Indicate whether the following statements are true or false, or uncertain and give a short
explanation. Points are only given for a well reasoned answer.
1. Credit market imperfections can deepen economic downturns.
2. Central banks’ inflationary biases arise due to political interference.
3. Classical dichotomy implies monetary policy effectiveness to stabilise real output fluctu
ations.
4. Baumol-Tobin’s inventory model can explain why firms hold significant cash balances.
5. Base money (or high powered money) is the total money supply.
6. Empirical Phillips Curve is shown to be stable and thus can be used to conduct monetary
policymaking.
Section B
Answer TWO out of THREE questions from this section.
7. Assume that the banking sector is described as follows:
D = d0 − d1(i − iD)
L = d0 + l1(i − iL),
where L stands for demand for bank loans, D stands for supply of bank deposits, iL the
loan rate, iD deposit rate and i is the market interest rate. Assume that banks do not
have operating costs and are not required to hold reserves and that d1 > 0, l1 > 0.
(a) (12 points) Calculate the competitive equilibrium. Illustrate the equilibrium in a
diagram. How do your results change when the government sets deposit rates equal
to iD = a, with a < iL. Provide intuition.
(b) (12 points) Now suppose that government introduces a mandatory reserve ratio,
r
∗
, such that R = r
∗D assuming that the central bank does not pay interest on
reserves. How do your results change? What are the implications of such a reserve
ratio policy on prices and quantities? Provide intuition.
(c) (8 points) Following the Global Financial Crisis in 2008 interest rates reached zero
percent. Sometimes, it is suggested that the reserve ratio policy can be an
alternative to targeting interest rates or monetary aggregates.
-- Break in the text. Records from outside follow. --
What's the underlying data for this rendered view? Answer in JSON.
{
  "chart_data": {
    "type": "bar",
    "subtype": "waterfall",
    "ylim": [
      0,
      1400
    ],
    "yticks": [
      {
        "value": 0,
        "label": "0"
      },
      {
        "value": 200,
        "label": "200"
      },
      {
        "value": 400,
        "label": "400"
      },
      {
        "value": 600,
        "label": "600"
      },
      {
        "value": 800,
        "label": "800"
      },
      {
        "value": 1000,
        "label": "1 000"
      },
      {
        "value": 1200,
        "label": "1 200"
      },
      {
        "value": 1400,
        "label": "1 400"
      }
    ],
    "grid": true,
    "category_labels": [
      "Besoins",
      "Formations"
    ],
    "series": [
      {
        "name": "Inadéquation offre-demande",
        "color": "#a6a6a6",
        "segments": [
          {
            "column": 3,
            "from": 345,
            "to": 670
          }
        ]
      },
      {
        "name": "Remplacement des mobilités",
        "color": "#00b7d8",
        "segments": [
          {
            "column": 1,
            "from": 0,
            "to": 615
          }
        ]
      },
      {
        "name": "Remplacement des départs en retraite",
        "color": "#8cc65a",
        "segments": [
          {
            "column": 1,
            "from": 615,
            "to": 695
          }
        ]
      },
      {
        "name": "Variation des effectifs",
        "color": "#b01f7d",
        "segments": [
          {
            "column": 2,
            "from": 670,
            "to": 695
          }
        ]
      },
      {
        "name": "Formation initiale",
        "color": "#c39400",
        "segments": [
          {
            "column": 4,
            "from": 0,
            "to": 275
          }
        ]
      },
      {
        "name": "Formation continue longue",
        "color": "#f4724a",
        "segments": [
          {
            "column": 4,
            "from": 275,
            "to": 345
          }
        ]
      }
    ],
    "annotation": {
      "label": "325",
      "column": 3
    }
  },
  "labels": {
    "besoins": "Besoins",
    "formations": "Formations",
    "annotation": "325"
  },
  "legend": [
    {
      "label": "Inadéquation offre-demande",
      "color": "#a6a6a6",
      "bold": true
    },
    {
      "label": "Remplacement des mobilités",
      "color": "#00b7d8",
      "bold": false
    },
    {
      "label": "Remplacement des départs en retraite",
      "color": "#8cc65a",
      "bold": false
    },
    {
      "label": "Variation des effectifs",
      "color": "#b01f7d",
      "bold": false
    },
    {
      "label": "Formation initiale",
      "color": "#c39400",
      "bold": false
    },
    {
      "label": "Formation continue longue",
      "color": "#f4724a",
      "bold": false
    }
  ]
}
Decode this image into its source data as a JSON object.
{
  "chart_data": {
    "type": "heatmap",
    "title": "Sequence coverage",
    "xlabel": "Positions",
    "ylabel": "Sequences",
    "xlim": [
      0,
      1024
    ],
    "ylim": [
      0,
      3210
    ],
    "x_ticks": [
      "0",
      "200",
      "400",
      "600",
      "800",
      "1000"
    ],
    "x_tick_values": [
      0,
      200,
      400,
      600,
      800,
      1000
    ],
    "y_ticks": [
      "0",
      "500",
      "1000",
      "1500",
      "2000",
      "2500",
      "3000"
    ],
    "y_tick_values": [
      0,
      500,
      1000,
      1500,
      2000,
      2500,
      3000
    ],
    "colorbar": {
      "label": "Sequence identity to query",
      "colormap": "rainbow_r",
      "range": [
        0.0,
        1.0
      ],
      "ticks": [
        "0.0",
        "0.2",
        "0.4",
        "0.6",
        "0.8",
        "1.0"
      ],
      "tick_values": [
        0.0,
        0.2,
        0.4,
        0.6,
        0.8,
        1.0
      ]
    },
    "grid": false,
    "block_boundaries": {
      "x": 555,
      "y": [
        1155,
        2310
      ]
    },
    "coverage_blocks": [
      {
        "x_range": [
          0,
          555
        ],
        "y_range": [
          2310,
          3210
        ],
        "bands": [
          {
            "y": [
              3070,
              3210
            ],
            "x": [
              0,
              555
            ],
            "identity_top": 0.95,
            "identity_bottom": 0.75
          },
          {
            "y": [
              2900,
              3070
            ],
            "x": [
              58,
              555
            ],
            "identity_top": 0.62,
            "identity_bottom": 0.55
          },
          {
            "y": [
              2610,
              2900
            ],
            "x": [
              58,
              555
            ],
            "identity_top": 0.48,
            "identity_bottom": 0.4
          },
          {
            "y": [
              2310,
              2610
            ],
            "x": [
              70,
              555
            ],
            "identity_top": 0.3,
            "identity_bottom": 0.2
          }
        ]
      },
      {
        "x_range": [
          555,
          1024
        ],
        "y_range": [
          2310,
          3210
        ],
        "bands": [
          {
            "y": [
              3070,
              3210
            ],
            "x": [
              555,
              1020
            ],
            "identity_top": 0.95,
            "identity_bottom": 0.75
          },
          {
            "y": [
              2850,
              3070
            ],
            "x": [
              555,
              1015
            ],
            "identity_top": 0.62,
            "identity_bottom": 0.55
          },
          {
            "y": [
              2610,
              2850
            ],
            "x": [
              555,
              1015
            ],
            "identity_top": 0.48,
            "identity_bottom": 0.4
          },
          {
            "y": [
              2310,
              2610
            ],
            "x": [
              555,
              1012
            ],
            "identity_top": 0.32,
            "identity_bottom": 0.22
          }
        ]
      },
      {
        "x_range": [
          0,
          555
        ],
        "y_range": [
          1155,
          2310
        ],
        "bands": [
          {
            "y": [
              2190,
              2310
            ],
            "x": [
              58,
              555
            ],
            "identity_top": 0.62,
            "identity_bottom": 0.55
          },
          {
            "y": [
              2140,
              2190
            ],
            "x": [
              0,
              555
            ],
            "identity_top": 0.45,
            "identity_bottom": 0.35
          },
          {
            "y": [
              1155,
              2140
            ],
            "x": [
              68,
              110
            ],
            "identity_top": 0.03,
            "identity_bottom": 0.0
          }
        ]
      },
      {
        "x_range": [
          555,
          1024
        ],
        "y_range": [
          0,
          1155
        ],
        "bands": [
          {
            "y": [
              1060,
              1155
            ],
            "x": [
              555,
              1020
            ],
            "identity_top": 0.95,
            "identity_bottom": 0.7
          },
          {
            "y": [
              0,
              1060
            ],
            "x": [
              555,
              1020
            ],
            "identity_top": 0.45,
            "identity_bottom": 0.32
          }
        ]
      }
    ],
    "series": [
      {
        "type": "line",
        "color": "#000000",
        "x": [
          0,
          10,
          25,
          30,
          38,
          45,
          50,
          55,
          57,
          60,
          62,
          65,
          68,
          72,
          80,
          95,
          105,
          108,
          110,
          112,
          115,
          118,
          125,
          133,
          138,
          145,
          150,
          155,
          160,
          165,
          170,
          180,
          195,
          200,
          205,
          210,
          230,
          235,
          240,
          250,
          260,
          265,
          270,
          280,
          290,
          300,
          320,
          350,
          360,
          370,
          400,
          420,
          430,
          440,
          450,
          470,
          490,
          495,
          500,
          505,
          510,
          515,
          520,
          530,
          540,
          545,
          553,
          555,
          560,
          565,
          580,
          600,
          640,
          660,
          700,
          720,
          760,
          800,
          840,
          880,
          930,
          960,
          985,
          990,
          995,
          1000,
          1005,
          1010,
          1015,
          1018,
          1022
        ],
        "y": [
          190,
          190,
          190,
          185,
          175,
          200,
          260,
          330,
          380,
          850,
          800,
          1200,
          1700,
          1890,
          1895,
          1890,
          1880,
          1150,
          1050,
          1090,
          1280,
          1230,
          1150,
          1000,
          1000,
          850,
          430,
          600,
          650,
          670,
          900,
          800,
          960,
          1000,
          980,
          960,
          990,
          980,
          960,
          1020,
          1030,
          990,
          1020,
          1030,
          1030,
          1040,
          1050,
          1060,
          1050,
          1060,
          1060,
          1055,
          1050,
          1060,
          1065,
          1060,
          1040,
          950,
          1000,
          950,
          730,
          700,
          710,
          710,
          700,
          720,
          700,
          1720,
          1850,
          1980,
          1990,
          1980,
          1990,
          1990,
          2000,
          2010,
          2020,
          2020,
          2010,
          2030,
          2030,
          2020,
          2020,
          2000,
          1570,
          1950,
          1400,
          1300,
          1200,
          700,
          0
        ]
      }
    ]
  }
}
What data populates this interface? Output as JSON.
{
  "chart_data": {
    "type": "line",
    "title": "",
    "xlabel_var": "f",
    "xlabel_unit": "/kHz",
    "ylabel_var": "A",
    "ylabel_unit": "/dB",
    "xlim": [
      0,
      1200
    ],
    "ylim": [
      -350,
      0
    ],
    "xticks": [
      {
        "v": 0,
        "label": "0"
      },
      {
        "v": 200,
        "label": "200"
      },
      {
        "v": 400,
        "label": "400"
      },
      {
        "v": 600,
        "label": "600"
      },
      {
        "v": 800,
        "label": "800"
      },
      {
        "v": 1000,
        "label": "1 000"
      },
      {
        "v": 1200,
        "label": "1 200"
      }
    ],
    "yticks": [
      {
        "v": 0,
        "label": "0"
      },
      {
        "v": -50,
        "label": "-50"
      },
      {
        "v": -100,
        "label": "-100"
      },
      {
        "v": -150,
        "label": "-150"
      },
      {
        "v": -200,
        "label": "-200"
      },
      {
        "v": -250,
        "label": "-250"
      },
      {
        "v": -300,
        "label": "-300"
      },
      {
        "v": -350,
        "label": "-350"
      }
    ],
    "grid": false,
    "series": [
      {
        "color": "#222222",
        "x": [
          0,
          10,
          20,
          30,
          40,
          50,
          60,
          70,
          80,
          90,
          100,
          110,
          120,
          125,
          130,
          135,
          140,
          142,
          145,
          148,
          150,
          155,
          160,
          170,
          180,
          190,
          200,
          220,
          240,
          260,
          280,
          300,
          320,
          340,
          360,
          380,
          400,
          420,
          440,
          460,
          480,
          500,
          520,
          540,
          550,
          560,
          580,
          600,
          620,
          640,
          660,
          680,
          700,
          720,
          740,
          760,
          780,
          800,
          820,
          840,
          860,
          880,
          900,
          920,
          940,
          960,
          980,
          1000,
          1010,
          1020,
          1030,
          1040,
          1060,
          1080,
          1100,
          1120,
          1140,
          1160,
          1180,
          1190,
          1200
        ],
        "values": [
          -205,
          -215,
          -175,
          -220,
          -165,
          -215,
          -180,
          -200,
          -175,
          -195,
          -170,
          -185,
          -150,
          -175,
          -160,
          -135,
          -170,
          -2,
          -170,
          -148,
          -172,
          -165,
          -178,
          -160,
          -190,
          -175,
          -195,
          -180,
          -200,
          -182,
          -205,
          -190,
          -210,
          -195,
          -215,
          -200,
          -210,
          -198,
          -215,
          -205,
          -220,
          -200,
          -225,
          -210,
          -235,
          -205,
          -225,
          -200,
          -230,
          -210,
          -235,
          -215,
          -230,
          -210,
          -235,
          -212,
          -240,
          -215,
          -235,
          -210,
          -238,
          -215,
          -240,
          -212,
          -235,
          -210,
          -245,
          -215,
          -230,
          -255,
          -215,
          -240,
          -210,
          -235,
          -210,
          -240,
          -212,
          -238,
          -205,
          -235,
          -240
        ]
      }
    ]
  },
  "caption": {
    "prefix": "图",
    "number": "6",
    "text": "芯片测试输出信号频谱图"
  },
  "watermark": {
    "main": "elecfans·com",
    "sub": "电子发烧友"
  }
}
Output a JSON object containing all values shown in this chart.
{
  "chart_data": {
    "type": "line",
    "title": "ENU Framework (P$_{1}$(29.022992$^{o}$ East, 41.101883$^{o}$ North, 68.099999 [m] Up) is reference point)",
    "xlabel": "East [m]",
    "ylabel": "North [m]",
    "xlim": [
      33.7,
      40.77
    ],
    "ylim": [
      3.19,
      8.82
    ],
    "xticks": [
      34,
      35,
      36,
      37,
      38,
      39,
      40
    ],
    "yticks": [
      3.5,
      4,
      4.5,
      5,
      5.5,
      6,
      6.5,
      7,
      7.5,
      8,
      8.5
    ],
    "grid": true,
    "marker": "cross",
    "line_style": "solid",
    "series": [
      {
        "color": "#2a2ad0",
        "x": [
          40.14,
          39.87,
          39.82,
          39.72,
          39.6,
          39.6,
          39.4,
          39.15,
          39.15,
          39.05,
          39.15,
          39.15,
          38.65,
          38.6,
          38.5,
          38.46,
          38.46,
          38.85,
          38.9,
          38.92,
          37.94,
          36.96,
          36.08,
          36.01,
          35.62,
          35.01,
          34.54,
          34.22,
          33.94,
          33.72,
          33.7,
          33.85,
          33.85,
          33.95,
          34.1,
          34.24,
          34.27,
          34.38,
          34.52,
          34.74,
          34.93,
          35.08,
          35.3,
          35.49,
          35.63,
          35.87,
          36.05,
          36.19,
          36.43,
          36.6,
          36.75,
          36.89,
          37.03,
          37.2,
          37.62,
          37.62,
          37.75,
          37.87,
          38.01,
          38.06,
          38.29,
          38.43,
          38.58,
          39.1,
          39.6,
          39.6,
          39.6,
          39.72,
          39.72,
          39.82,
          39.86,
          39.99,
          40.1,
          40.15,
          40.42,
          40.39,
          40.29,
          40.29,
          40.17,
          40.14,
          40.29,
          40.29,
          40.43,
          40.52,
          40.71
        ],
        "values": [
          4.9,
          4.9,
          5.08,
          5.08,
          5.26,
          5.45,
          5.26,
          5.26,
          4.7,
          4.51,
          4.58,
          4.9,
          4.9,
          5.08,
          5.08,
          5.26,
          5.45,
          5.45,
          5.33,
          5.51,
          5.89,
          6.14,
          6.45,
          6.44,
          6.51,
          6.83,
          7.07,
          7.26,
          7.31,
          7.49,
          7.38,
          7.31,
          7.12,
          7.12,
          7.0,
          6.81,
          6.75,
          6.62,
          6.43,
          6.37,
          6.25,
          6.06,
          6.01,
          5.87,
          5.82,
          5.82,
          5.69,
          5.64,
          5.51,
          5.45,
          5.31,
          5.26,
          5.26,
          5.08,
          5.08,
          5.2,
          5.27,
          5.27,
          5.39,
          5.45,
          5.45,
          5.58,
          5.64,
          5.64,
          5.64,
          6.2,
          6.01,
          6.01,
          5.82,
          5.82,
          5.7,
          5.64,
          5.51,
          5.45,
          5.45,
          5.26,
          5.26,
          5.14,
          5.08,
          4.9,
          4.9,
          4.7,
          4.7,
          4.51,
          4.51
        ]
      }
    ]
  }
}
Discuss pros and cons
of utilising reserve ratios as a policy instrument.
8. Suppose that the economy is characterised by the following aggregate supply (π) and
aggregate demand (y) equations.
πt = yt + aπt−1
yt = yt−1 − bit + t
where y is the output gap, π is the inflation and i is the short term nominal rates the
monetary authority controls. a and b are structural parameters of the model. The
persistent output gap equation is subject to a shock t that is not observed in period t.
This shock is distributed i.i.d. normally and ∼ (0, σ2
) and its statistical properties are
known to the monetary authority. Suppose that the monetary authority has an expected
loss function given by
L
e = E[(πt − π
∗
)
2 + (yt − y
∗
)
2
]
Note that the monetary authority cares both about inflation stabilisation around a target
rate π
∗ = 0 and output stabilisation around a target rate y
∗ = 0. Having this structure
in mind answer the following questions.
(a) (13 points) Suppose the economy is subject to only additive shocks ( ). How should
the monetary authority set the interest rate? What does the concept of certainty
equivalence mean? Comment also on the relevance of the output persistence in the
determination of the policy response.
(b) (13 points) Ever since the work by Brainard (1967) it is understood that structural
relationships between key macroeconomic variables governed by the structural pa
rameters may change over time.
yt = yt−1 − btit
The policymaker knows from which distribution b parameter is drawn. Let b ∼
N(bb, σb
2
). How do your results change? Interpret carefully the optimal interest rate
policy response. What does the coefficient of variation represent?
(c) (6 points) In January 2022 the Bank of England started to raise the target interest
rate due to inflationary fears. What else could the economic policymaker do to bring
down the UK inflation?
9. Observing significant changes in the way production is taking place, some commentators
believe that economic performance changes associated with Covid 19 can be interpreted
as an outcome of an aggregate supply shock such as online working practices. They also
believe that this may have long lasting implications on economies. Others believe the
impact of Covid 19 will be temporary and that observed changes should be considered
as an outcome of an aggregate demand shock.
(a) (12 points) Assuming that behavioral changes during the Covid 19 era are driven
by an aggregate supply shock and by using an appropriate model, provide
predictions for key business cycle variables.
(b) (12 points) Assuming that behavioral changes during the Covid 19 era are driven
by an aggregate demand shock and by using an appropriate model, provide
predictions for key business cycle variables.
(c) (8 points) Assuming that behavioral changes during the Covid 19 era are driven
by a mixture of aggregate demand and supply shocks and by using an appropriate
model, provide predictions for key business cycle variables.